Thermoluminescentie werd voor het eerst duidelijk beschreven in een artikel dat in 1663 werd voorgelegd aan de Royal Society (van Groot-Brittannië), door Robert Boyle, die het effect beschreef in een diamant die tot lichaamstemperatuur was opgewarmd. De mogelijkheid om gebruik te maken van TL opgeslagen in een monster van mineralen of aardewerk werd voor het eerst voorgesteld door chemicus Farrington Daniels in de jaren vijftig. In de jaren zestig en zeventig leidde het Oxford University Research Laboratory for Archaeology and History of Art in de ontwikkeling van TL als methode voor het dateren van archeologische materialen.

bronnen

Forman SL. 1989. Toepassingen en beperkingen van thermoluminescentie tot op heden quaternaire sedimenten. Quaternary International 1: 47-59.

Forman SL, Jackson ME, McCalpin J en Maat P. 1988. Het potentieel van het gebruik van thermoluminescentie tot op heden begraven bodems ontwikkeld op colluviale en fluviale sedimenten uit Utah en Colorado, VS: voorlopige resultaten. Quaternary Science beoordelingen 7 (3-4): 287-293.
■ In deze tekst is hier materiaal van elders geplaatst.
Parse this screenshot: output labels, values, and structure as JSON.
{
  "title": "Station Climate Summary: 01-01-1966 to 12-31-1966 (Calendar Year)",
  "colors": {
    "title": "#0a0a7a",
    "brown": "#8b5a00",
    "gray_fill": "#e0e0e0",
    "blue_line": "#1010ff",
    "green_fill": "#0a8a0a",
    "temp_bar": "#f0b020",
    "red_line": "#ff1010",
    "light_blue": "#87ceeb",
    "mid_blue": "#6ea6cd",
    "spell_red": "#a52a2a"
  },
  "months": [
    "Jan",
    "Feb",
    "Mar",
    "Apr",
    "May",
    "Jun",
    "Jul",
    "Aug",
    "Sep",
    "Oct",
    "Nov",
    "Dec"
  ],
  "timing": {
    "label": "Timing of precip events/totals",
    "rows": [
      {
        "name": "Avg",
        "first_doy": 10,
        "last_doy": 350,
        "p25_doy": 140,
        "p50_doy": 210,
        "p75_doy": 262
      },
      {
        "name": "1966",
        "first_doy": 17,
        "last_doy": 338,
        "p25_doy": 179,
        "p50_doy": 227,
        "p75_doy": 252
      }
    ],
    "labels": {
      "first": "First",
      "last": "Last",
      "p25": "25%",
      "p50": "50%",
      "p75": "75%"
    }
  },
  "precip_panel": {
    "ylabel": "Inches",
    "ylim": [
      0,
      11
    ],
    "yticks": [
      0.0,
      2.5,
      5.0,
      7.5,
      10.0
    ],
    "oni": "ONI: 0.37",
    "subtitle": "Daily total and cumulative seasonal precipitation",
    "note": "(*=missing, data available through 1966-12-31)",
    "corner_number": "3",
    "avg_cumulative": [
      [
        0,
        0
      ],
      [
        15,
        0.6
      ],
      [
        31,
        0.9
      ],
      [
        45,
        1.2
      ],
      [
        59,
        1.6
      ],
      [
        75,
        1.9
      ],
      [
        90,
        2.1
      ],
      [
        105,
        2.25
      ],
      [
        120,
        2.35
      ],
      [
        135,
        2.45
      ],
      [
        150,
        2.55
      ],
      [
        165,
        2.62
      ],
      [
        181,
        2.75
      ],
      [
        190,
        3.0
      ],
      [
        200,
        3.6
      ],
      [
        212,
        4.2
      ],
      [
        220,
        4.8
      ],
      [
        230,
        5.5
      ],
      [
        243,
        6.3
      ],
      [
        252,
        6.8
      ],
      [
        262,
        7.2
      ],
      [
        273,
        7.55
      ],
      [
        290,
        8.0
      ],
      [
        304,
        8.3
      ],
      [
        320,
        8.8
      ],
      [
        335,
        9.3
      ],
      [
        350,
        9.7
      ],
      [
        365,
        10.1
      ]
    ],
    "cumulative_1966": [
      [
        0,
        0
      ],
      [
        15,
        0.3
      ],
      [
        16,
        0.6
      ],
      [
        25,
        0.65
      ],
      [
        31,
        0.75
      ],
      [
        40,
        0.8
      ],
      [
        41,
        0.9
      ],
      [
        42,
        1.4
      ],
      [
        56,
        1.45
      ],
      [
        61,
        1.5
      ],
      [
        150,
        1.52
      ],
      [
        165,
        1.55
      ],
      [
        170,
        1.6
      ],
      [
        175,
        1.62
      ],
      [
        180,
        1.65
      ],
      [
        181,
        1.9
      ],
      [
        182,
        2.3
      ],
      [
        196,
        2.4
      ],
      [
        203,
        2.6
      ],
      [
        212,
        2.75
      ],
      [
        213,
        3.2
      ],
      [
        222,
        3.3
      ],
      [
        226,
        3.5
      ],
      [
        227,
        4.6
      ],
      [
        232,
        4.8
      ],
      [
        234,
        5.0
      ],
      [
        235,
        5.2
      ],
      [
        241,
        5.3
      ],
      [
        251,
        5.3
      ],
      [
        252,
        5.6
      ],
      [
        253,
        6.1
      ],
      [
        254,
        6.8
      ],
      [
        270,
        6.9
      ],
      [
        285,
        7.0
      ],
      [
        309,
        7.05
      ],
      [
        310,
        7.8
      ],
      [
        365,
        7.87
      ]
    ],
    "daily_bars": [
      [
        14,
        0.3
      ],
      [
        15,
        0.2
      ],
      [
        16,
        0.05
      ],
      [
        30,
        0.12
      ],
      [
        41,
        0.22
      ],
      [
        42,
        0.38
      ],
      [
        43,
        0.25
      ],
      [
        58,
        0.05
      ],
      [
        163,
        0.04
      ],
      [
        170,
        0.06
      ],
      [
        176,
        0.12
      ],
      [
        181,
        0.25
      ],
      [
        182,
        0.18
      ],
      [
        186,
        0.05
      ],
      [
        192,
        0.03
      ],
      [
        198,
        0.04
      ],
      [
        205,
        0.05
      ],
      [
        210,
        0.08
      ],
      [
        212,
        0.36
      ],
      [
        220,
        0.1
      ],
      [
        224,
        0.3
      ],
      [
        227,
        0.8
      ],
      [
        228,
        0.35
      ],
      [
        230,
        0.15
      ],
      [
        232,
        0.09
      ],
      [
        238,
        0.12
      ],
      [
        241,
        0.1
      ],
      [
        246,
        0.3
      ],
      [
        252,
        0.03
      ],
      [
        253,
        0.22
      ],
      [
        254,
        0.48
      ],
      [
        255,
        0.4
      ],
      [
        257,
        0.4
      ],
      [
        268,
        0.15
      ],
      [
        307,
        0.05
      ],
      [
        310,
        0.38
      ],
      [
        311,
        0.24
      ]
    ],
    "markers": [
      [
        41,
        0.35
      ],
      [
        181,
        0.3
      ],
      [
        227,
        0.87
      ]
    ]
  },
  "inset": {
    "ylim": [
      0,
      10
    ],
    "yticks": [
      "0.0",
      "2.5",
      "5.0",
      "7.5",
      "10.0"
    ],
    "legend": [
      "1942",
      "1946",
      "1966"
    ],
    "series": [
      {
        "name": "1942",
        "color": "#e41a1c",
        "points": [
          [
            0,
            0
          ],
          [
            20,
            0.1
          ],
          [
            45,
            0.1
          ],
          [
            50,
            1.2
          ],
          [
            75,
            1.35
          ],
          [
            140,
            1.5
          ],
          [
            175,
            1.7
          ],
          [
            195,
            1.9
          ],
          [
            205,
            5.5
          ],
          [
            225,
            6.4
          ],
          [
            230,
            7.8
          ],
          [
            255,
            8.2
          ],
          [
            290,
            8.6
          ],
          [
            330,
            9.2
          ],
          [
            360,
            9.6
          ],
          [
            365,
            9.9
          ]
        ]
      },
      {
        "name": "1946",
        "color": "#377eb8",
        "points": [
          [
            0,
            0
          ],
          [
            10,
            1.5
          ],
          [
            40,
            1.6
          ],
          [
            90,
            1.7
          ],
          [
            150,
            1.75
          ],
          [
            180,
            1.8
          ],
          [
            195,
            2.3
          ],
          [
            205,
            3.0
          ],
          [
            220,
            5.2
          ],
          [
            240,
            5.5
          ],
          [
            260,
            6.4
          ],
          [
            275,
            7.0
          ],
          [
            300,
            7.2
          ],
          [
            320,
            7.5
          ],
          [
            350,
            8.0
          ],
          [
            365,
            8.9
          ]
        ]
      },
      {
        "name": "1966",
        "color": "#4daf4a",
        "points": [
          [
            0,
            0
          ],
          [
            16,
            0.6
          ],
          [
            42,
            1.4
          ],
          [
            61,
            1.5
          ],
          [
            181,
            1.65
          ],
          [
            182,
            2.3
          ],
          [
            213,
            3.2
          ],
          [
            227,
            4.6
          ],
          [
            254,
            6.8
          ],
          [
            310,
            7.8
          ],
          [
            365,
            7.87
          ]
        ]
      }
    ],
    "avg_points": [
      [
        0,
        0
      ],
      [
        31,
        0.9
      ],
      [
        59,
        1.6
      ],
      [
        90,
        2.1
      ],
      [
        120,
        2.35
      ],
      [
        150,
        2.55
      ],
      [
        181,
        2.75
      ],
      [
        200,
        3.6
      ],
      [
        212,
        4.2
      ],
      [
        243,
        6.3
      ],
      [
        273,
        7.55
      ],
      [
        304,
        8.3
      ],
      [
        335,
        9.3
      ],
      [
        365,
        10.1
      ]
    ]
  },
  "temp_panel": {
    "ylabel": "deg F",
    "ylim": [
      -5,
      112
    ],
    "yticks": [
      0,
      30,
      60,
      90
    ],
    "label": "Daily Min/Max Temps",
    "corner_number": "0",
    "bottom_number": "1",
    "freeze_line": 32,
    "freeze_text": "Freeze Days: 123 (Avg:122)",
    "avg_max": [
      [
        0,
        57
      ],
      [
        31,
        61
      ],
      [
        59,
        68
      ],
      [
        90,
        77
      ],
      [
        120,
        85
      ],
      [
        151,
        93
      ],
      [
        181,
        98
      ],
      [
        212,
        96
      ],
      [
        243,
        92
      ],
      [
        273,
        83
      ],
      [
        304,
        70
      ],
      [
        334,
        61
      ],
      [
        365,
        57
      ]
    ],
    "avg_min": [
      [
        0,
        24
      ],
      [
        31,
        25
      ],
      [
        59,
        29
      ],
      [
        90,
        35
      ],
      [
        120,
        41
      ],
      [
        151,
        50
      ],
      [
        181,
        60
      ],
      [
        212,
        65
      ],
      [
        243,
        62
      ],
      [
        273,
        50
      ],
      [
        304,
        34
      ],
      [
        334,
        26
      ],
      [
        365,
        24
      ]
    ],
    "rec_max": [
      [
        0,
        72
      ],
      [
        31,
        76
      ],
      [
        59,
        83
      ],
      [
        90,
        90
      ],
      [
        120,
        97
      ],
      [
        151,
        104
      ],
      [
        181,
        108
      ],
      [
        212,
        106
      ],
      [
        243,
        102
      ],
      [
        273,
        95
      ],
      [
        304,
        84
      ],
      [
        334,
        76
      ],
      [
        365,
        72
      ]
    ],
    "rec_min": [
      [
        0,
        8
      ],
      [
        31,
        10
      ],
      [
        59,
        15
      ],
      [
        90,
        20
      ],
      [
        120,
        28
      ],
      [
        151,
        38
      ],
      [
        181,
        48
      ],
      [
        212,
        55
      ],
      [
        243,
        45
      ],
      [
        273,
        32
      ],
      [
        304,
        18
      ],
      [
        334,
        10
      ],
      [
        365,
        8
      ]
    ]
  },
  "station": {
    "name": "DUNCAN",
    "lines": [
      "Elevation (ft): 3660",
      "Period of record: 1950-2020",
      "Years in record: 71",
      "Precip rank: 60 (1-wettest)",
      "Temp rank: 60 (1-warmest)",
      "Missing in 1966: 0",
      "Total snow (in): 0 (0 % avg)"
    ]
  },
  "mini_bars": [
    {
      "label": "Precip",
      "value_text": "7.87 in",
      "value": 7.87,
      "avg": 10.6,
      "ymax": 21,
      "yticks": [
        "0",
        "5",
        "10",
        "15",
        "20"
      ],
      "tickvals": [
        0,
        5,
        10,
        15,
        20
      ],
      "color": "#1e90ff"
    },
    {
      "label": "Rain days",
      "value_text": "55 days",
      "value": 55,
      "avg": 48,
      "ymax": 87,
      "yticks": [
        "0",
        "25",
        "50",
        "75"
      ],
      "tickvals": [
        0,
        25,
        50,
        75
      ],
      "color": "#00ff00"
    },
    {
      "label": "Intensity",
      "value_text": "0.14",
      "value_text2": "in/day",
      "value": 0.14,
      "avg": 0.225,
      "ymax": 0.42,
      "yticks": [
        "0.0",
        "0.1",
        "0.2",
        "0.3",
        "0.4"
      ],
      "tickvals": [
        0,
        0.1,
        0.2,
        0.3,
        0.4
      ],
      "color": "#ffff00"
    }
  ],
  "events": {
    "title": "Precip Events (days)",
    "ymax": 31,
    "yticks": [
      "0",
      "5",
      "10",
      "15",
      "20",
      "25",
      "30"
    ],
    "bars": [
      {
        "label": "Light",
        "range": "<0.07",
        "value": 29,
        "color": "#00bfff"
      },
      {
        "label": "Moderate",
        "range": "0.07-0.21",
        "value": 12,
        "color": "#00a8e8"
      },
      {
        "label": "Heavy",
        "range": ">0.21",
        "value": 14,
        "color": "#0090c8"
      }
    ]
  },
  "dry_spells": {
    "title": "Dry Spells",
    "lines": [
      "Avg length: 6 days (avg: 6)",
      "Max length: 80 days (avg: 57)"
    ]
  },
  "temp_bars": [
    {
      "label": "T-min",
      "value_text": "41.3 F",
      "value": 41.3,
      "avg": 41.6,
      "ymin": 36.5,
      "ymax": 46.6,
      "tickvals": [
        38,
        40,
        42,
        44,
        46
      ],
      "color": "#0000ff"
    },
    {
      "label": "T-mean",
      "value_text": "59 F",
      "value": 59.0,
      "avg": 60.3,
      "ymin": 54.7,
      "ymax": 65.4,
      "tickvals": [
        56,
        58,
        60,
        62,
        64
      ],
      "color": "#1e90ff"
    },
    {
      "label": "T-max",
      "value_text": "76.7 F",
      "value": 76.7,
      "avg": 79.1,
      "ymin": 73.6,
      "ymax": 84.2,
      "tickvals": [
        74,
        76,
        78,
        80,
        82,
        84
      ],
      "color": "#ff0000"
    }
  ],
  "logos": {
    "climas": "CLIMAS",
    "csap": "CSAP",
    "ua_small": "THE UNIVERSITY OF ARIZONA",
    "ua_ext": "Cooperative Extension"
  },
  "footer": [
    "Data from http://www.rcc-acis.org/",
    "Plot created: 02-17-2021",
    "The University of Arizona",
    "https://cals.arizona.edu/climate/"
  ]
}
Fraser JA en Price DM. 2013. Een thermoluminescentie (TL) analyse van keramiek uit Applied Clay Science 82: 24-30.cairns in Jordanië: TL gebruiken om off-site-functies te integreren in regionale chronologieën. 

Liritzis I, Singhvi AK, Feathers JK, Wagner GA, Kadereit A, Zacharais N en Li S-H. 2013. .Luminescentie Daten in archeologie, antropologie en geo-archeologie: een overzicht Cham: Springer.

Seeley M-A. 1975. Thermoluminescente datering in haar toepassing op archeologie: een overzicht. Journal of Archaeological Science 2 (1): 17-43.

Singhvi AK en Mejdahl V. 1985. Thermoluminescentie datering van sedimenten. Nucleaire sporen en stralingsmetingen 10 (1-2): 137-161.

Wintle AG. 1990. Een overzicht van huidig ​​onderzoek naar TL-datering van löss. Quaternary Science beoordelingen 9 (4): 385-397.

Wintle AG en Huntley DJ. 1982. Thermoluminescentie datering van sedimenten. Quaternary Science beoordelingen 1 (1): 31-53.